At Harvard, Ketanji Brown Jackson knew about a White student fighting to remove a Confederate flag. He is now her husband.

Justice Ketanji Brown Jackson's memoir reveals details on Supreme Court confirmation, family life

Ketanji Brown Jackson is the first Black woman to serve as a Supreme Court justice, but decades before, she was a Harvard student trying to find her way. That's when she met Patrick Jackson, a White classmate who joined an effort to have a Confederate flag removed from campus. He went on to become her husband.

In an interview with Gayle King for CBS Mornings to talk about her new book "Lovely One," the justice opened up about how she and Jackson met and navigated their interracial relationship. 

"I love the backstory of your meeting. I already see the movie," King said. 

Brown Jackson said she and her now-husband were in a class together called "Changing the Concept of Race in America," and started out as friends. But over time, she began to like him as something more. 

However, Brown Jackson was worried about meeting his family. He grew up White and privileged and his grandmother had offered to pay for his medical schooling. She worried that after finding out he had a Black girlfriend, that generous offer would be taken off the table.

"I mean I was just nervous about the whole scenario. My parents had grown up in the South and segregation and, you know, this was an interracial relationship, which was unusual," she said.

Jackson reassured her it would work out.

"At one point he said, 'I choose you,' because I was worried that, you know, his grandmother had promised to pay for his medical school, and I was worried that it might mean that when she found out about me, she wouldn't do it," Brown Jackson said. "And he said, 'Even if I have to take a job or do something else, I choose you.'"

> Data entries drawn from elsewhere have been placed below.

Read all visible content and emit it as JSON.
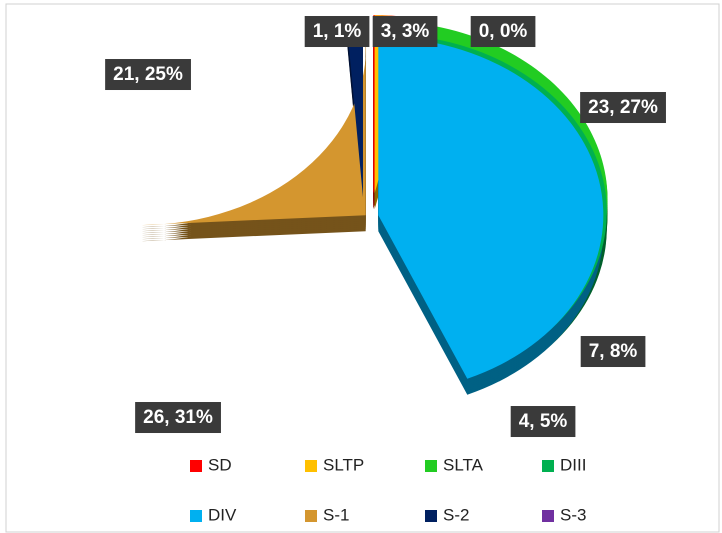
{
  "chart_data": {
    "type": "pie",
    "categories": [
      "SD",
      "SLTP",
      "SLTA",
      "DIII",
      "DIV",
      "S-1",
      "S-2",
      "S-3"
    ],
    "values": [
      3,
      0,
      23,
      7,
      4,
      26,
      21,
      1
    ],
    "value_labels": [
      "3, 3%",
      "0, 0%",
      "23, 27%",
      "7, 8%",
      "4, 5%",
      "26, 31%",
      "21, 25%",
      "1, 1%"
    ],
    "colors": [
      "#ff0000",
      "#ffc000",
      "#22cc22",
      "#00b050",
      "#00b0f0",
      "#d4962f",
      "#002060",
      "#7030a0"
    ],
    "legend": "bottom"
  }
}
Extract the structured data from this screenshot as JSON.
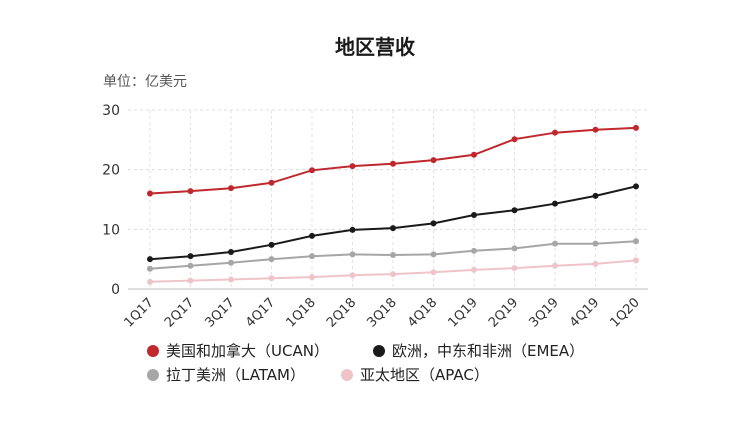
{
  "chart_data": {
    "type": "line",
    "title": "地区营收",
    "unit_label": "单位：亿美元",
    "xlabel": "",
    "ylabel": "",
    "ylim": [
      0,
      30
    ],
    "yticks": [
      0,
      10,
      20,
      30
    ],
    "grid": true,
    "legend_position": "bottom",
    "categories": [
      "1Q17",
      "2Q17",
      "3Q17",
      "4Q17",
      "1Q18",
      "2Q18",
      "3Q18",
      "4Q18",
      "1Q19",
      "2Q19",
      "3Q19",
      "4Q19",
      "1Q20"
    ],
    "series": [
      {
        "name": "美国和加拿大（UCAN）",
        "color": "#c0282d",
        "values": [
          16.0,
          16.4,
          16.9,
          17.8,
          19.9,
          20.6,
          21.0,
          21.6,
          22.5,
          25.1,
          26.2,
          26.7,
          27.0
        ]
      },
      {
        "name": "欧洲，中东和非洲（EMEA）",
        "color": "#1a1a1a",
        "values": [
          5.0,
          5.5,
          6.2,
          7.4,
          8.9,
          9.9,
          10.2,
          11.0,
          12.4,
          13.2,
          14.3,
          15.6,
          17.2
        ]
      },
      {
        "name": "拉丁美洲（LATAM）",
        "color": "#a6a6a6",
        "values": [
          3.4,
          3.9,
          4.4,
          5.0,
          5.5,
          5.8,
          5.7,
          5.8,
          6.4,
          6.8,
          7.6,
          7.6,
          8.0
        ]
      },
      {
        "name": "亚太地区（APAC）",
        "color": "#efc4c9",
        "values": [
          1.2,
          1.4,
          1.6,
          1.8,
          2.0,
          2.3,
          2.5,
          2.8,
          3.2,
          3.5,
          3.9,
          4.2,
          4.8
        ]
      }
    ]
  }
}
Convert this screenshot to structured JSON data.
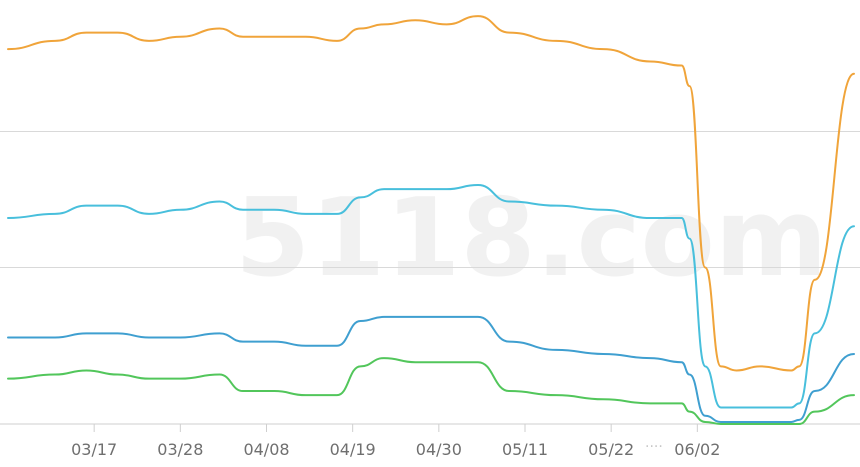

Brown Jackson called that "pretty extraordinary." 

US Supreme Court Justice Ketanji Brown Jackson receives a kiss from her husband, Dr. Patrick Jackson, in front of the US Supreme Court following her investiture ceremony in Washington, DC, September 30, 2022. SAUL LOEB/AFP via Getty Images

She also said her parents came around to support their relationship. But, as King pointed out, her father told her, "We trust Patrick, but this is America."

While Brown Jackson said it was scary at first to be in an interracial relationship, her parents realized she and her husband were right for each other and shared a lot of the same values.

The pair went on to marry in 1996 and have two daughters. 

"Patrick believed and Patrick knew that this was going to happen for you," King said. "Talk about somebody who believed in you from the very beginning."

Jackson, in the studio for the CBS Mornings interview, wiped away tears watching his wife. 

Brown Jackson shared another story from Harvard that stuck with her all these years. It was a short, one-word interaction with a stranger who passed her while walking down a path. 

"Well, I was feeling really depressed at the time, you know, so many freshmen go through the, you know, imposter syndrome," she said, adding that she was not sure if she belonged at Harvard.

"And this woman passed me on the path and leaned over and she said, 'Persevere.' And then she kept going," she said. "I was like, wow. You know. It just really stuck with me. And started to change my view of what I was doing there."

After graduating from Harvard-Radcliffe in 1992 with a Bachelor's Degree in government, she went on to Harvard Law School, graduating in 1996. After working in private practice and three federal clerkships she served on the U.S. District Court for the District of Columbia from 2013 to 2021, until President Biden appointed her to the Supreme Court.

Dr. Patrick Jackson, and daughter Leila Jackson, listens as his wife Supreme Court nominee Judge Ketanji Brown Jackson testifies on the first day of her confirmation hearing before the Senate Judiciary Committee on Capitol Hill on Monday, March 21, 2022 in Washington, DC. Jabin Botsford/The Washington Post via Getty Images

During her confirmation hearing, a photo of her husband and daughter Leila went viral. The teen stared proudly at her mom, who was about to become the first Black woman to serve on the nation's highest court.

King said the shot made her tear up.

"It was such a moment of pride. You didn't see it in that moment. But when you saw it, what did you think? It seemed to say so many things to me," King said.

"It did," Brown Jackson said. "So many people came up to me and talked about how that picture had moved them." She said realizing how proud her daughter was was a "wonderful thing."